Amusé, le lion se sentit apaisé. Baloo lui dit :

— Tu crois que ta tête peut être d’accord avec les propositions de ton cœur ? Jouer avec les autres membres de ton clan, passer du temps avec Nala pour la connaître et venir me voir quand tu sens que ce sentiment revient ?

Un grand « OUI » sortit de la gueule du lion. 

— Est-ce que tu es d’accord pour le mettre en place.

— OUI ! dit le lion.

— Et tu crois que les autres y verront un inconvénient ?

— Oh non, je ne pense pas. Après réflexion, je crois qu’ils ont toujours voulu ça. 

— Est-ce que tu crois que ton sentiment d’insécurité sera atténué ?

— Oui, je serai entouré des miens.

— Je t’invite à remercier les deux parties de toi qui ont bien voulu travailler ensemble. 

Le lion ferma les yeux pour se tourner dans son intérieur et remercier ces parties. 

— Alors très bien, quand tu descendras dans la savane et que tu auras mis en place ces actions, comment sauras-tu que ton besoin d’appartenance sera comblé ?

— Eh bien, je ne serai plus seul, j’aurai des amis et peut-être même que Nala voudra constituer une famille avec moi.

— Je te le souhaite, lui dit Baloo. Et puis je serai là. 

— Je me sentirai prêt à prendre la révèle, dit le jeune lion. 

— Et dans quelques mois, comment te sentiras-tu ?

— Eh bien, comme maintenant : serein, heureux et apaisé. Et dans un an, j’espère que je pourrai venir te présenter ma famille.

— Et dans 5 ans ?

— Cela me semble bien loin, mais je me sentirai avec le même sentiment qu’à l’instant présent : en joie, plein de reconnaissance et pleinement satisfait et entouré.

Les deux nouveaux amis restèrent quelques heures à contempler la savane en cette fin d’après-midi, où la lumière était dorée ; une légère et douce brise soufflait sur leur pelage. Soudain, Loumba se dit qu’il était temps de repartir. Il remercia l’ours, se mit sur ses quatre pattes, mit sa patte droite en arrière afin de s’incliner avant d’abaisser sa tête en signe de gratitude. 

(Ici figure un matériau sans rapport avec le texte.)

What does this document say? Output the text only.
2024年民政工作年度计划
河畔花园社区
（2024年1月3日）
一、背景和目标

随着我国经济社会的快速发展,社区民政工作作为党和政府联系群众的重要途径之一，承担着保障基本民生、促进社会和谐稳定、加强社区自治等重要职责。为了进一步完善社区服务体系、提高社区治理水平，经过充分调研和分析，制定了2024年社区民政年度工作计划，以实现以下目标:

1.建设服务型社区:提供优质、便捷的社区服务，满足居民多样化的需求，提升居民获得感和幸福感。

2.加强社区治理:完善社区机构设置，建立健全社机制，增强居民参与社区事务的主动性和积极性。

Loumba descendit la montagne avec un soulagement, une gaîté et une légèreté qui le surpris et qui le stimula. Arrivé dans son territoire, il aperçut au loin Nala, qui s’élança vers lui. 

— Tout le monde était inquiet de ne plus te voir, lui dit Nala.

— Oui, je suis là maintenant. Et si on allait chasser ensemble ?

— Avec plaisir ! dit très vite Nala à Loumba. 

Les deux partirent, très vite rejoints par trois autres lions du clan.

C’est ainsi que se termine cette histoire, dans une savane où régnait la quiétude, dans laquelle on pouvait entendre des rugissements de plaisir et de joie.

Maintenant que vous avez entendu cette histoire, qu’est-ce que cela vous inspire ? Cela vous donne-t-il des pistes de réflexion ? Comme vous avez pu vous en apercevoir, toutes les solutions étaient dans Loumba, il fallait juste les mettre en lumière.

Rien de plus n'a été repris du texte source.